Erdoğan’ın/AKP’nin halen devam eden şansı ise muhalefetin yirmi yıldır olduğu gibi iktidarla cepheden bir yüzleşmeyi kriz bu kadar derinleşmişken bile göze alamıyor oluşudur. Bu göze alınamadığı için de Erdoğan/AKP, Ukrayna’dan Suriye’ye, yitirdiği “virtu” ve “fortuna”yı birlikte kullanma potansiyelini yeniden artırmak için çabalamakta, yeni bir oyun kurmaya çalışmaktadır.

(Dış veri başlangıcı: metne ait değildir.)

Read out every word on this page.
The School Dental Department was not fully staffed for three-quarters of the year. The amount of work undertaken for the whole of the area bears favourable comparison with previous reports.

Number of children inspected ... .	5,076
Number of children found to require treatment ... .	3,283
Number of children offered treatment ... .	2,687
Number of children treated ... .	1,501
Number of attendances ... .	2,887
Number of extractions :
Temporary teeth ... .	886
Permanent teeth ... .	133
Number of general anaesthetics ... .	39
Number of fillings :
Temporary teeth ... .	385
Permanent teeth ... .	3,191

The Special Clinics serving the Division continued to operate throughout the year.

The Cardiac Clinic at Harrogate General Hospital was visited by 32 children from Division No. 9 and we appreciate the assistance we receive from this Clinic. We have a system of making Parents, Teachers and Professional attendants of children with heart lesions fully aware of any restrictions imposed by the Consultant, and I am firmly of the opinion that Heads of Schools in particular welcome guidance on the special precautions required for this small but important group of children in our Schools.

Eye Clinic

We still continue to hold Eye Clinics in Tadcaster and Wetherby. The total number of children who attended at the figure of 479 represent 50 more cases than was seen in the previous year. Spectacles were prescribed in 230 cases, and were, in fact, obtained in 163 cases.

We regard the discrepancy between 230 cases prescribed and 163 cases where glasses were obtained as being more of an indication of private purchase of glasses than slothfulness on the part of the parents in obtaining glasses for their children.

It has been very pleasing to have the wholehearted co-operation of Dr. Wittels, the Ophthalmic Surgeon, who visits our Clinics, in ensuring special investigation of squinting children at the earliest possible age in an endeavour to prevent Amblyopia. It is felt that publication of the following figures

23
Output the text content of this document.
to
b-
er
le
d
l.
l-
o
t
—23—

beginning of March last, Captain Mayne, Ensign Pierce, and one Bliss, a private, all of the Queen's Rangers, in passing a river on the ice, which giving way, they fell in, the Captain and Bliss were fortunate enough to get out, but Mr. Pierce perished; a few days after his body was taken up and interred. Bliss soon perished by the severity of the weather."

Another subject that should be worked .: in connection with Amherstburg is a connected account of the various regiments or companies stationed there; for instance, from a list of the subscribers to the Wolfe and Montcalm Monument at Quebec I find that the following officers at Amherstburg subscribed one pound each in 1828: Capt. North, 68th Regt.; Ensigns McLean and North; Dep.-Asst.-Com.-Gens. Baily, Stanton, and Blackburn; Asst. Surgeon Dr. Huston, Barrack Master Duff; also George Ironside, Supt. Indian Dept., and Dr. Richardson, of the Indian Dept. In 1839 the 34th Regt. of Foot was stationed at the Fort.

O halde söyleyebiliriz ki bugünün Türkiye’sinde ihtiyacımız olan şey bu yüzleşmeyi göze alabilecek öznelerin/aktörlerin siyaset sahnesine çıkmasıdır. Yeni kurulan Sosyalist Güç Birliği, buna aday olduğunu, bunu istediğini ve yapabileceğini halka göstermekle, halkı siyasete, siyaseti halka taşımakla mükelleftir. Bunun için de “virtu”su ile “fortuna”sını nasıl buluşturacağının yollarını aramalı ve hızlı bir şekilde bulmalıdır.